Friday, August 15, 2008

Always Merry And Bright


Slightly disappointed mood.

The pseudo-Dylan movie "I'm Not There" seemed to fall between two stools. It didn't grab the non-Dylan fan in my house...so no conversions...and for someone like me it missed the point (about my personal vision of Dylan, at least) by acting so glum. Even the much-touted Cate Blanchett performance only managed world-weary punk existentialist - and utterly missed the wit, the venomous sarcasm, the furious energy and self-confidence - oh and the humanity and sensitivity. I'd recommend watching Don't Look Back (1967) if you want to see that period in something like a true light. And if (as this movie attempted) you want a phantasmagoric movie - capturing something of the atmosphere of some of Bob's songs, rather than mere 'reality' I'd go to Bob himself, and enjoy Masked and Anonymous (2003), or even the much-maligned Renaldo and Clara (1978). And for real fans, try Martin Scorcese's No Direction Home.

More vague disappointment

I came across John Fante in the library and happened to know that Charles Bukowski rated him highly.

I can see what he means in terms of vividness, painful honesty, etc – in fact if I didn’t know I would have thought Bukowski wrote it - but (just like with Bukowski) I eventually get tired of the unrelenting ugliness and grimness. And that isn’t because I haven’t lived in poverty (I have, more than once).

For instance – in Ask The Dust the Mexican girl is portrayed as smoking dope as though it’s heroin or cocaine (OK, written in 1939 by a self-tormenting ex-Catholic), they score in what sounds more like an opium den than anything Louis Armstrong, Carl Sagan or Bob Marley would have recognised. She then duly goes mad (as in Reefer Madness) and so on.

Very disappointing.

But, as I say, for all the vividness of the writing I always found Bukowski too glum and angry. I prefer the sheer reckless glee of Henry Miller. But then again, he escaped from the puritanism of the USA, unlike Fante the proud American, and expressed hatred for much of American Life, even though he retired there eventually.

I have no money, no resources, no hopes.
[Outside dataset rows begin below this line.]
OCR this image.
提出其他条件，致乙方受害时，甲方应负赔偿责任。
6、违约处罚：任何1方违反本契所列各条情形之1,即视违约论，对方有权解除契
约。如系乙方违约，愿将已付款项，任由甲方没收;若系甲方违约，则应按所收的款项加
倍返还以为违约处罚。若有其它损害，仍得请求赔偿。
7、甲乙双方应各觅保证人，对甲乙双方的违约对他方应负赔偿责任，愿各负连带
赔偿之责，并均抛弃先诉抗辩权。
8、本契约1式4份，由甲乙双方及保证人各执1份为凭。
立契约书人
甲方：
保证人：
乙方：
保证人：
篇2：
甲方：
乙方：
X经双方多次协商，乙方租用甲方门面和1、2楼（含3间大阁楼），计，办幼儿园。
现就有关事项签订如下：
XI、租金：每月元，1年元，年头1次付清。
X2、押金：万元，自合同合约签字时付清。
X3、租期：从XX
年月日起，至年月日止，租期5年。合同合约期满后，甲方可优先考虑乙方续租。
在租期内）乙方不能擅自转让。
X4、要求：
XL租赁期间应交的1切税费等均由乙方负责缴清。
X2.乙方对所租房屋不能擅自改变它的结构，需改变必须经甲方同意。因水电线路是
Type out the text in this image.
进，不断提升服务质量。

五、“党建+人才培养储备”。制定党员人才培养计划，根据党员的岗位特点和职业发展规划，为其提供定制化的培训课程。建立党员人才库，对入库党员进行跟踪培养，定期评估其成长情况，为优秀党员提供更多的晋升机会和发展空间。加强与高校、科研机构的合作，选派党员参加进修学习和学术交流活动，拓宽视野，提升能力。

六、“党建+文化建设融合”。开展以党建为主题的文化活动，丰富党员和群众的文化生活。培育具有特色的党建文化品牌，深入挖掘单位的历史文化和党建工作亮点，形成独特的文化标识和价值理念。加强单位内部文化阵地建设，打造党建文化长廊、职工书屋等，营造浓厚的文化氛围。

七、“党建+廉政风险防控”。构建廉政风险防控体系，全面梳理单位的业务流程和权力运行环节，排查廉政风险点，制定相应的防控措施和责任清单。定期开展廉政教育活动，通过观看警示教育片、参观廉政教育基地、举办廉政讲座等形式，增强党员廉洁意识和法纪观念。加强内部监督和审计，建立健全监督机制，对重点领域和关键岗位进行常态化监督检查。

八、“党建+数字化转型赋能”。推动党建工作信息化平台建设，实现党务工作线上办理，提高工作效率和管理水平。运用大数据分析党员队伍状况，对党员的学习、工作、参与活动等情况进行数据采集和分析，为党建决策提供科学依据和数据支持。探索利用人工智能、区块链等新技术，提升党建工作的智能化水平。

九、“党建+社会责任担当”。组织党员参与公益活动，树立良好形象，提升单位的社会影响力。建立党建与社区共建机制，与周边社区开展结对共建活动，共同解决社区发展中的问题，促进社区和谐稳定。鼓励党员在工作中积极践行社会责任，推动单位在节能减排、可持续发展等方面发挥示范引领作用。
I am the happiest man alive.
Henry Miller

Starving writers writing about writing and writers goes back a long way, from Knut Hamsun to Miller, from Fante, Bukowski and Kerouac, etc.

And now I plan to publish something that deserves more work, but represents what happens when you sit down to speed write a book – so I guess I should shut up.

Although, the Unwritten Books Project sounds fun.

A Reader's Guide to the Unwritten amused my, too - in a Guardian blog.